I didn't test this pseudo-code:
for every k from 0 to infinity
for every n from 1 to 9
if compute(n,0,k):
return k
boolean compute(n,j,k):
if (j == k):
return (n == target)
else:
for each operator in {+,-,*,/}:
for every i from 1 to 9:
if compute((n operator i),j+1,k):
return true
return false
It doesn't take into account arithmetic operators precedence and braces, that would require some rework.
Really cool question :)
Notice that you can start from the end! From your example (9*3)+2 = 29 is equivalent to saying (29-2)/3=9. That way we can avoid the double loop in cyborg's answer. This suggests the following algorithm for set Y and result r:
nextleaves = {r}
nops = 0
while(true):
nops = nops+1
leaves = nextleaves
nextleaves = {}
for leaf in leaves:
for y in Y:
if (leaf+y) or (leaf-y) or (leaf*y) or (leaf/y) is in X:
return(nops)
else:
add (leaf+y) and (leaf-y) and (leaf*y) and (leaf/y) to nextleaves
This is the basic idea, performance can be certainly be improved, for instance by avoiding "backtracks", such as r+a-a or r*a*b/a.

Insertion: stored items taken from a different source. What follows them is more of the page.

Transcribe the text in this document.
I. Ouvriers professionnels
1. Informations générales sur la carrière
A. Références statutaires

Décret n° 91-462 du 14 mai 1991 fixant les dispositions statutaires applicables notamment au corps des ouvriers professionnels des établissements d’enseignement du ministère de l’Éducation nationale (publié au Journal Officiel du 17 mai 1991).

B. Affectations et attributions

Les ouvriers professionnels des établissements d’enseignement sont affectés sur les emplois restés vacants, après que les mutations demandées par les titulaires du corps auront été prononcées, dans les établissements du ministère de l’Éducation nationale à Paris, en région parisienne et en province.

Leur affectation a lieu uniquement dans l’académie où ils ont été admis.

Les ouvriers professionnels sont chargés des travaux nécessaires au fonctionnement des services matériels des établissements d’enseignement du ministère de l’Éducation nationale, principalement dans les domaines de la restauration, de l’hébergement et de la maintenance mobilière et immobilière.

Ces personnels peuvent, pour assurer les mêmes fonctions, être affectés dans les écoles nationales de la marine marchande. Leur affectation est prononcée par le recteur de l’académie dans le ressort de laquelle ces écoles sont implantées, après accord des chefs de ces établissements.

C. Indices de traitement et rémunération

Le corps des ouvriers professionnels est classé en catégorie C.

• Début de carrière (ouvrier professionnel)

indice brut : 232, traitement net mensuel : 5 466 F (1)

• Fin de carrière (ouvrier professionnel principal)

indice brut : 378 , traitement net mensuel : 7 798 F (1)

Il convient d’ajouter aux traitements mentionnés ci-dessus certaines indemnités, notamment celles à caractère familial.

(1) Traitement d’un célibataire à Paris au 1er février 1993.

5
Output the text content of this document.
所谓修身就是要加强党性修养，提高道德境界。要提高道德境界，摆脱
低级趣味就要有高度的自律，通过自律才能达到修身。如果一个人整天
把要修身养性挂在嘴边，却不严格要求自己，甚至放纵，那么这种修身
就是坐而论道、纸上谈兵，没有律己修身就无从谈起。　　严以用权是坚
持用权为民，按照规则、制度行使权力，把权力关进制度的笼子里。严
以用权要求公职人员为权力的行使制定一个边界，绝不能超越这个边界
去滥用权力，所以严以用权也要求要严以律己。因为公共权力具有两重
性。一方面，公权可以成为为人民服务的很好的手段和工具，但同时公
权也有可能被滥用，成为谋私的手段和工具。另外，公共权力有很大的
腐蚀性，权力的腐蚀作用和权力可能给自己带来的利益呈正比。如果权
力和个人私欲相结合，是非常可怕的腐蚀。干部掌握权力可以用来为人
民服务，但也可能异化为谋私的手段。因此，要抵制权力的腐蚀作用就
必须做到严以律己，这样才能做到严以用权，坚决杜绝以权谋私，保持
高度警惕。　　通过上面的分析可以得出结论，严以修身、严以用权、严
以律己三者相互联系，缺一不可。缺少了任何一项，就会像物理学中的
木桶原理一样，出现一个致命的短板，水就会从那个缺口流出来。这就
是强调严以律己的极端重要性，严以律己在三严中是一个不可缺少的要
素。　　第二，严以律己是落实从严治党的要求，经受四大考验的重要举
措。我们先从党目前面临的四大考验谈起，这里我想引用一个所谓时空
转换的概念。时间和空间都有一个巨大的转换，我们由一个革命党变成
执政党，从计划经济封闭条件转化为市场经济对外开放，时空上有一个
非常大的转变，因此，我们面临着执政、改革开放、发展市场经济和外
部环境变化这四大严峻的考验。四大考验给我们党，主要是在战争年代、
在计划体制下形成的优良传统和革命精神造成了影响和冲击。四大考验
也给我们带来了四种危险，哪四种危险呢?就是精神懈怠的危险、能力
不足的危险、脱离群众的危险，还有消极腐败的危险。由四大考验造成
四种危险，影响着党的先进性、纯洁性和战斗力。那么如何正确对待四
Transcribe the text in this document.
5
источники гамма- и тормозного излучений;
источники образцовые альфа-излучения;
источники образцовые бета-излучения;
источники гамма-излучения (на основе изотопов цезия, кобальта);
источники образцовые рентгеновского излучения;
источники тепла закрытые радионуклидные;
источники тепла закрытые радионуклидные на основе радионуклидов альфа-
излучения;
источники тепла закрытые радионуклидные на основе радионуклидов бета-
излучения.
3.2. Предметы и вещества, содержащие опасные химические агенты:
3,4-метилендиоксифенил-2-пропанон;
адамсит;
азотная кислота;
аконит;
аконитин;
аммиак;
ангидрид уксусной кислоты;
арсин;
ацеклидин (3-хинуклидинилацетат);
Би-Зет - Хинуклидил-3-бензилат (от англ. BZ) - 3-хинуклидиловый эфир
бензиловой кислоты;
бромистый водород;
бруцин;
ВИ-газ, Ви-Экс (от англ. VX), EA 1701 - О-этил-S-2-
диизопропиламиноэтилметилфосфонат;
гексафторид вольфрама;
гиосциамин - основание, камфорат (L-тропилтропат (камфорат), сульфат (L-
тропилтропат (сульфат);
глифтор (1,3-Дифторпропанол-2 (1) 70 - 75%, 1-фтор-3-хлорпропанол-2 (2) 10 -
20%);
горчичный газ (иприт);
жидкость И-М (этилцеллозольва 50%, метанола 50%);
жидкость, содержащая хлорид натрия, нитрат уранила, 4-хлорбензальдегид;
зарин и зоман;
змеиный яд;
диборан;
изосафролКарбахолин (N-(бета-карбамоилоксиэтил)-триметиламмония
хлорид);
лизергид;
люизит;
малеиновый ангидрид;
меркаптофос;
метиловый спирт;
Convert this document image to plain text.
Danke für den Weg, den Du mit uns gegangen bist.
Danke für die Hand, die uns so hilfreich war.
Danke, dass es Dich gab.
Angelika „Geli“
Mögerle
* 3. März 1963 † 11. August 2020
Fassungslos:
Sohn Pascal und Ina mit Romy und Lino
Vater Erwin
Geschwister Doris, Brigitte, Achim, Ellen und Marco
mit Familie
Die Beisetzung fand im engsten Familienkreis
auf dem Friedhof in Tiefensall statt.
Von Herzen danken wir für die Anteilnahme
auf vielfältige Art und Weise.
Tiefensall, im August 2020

I guess my idea is similar to the one of Peer Sommerlund:
For big numbers, you advance fast, by multiplication with big ciphers.
Is Y=29 prime? If not, divide it by the maximum divider of (2 to 9).
Else you could subtract a number, to reach a dividable number. 27 is fine, since it is dividable by 9, so
(29-2)/9=3 =>
3*9+2 = 29
So maybe - I didn't think about this to the end: Search the next divisible by 9 number below Y. If you don't reach a number which is a digit, repeat.
The formula is the steps reversed.
(I'll try it for some numbers. :) )
I tried with 2551, which is
echo $((((3*9+4)*9+4)*9+4))
But I didn't test every intermediate result whether it is prime.
But
echo $((8*8*8*5-9))
is 2 operations less. Maybe I can investigate this later.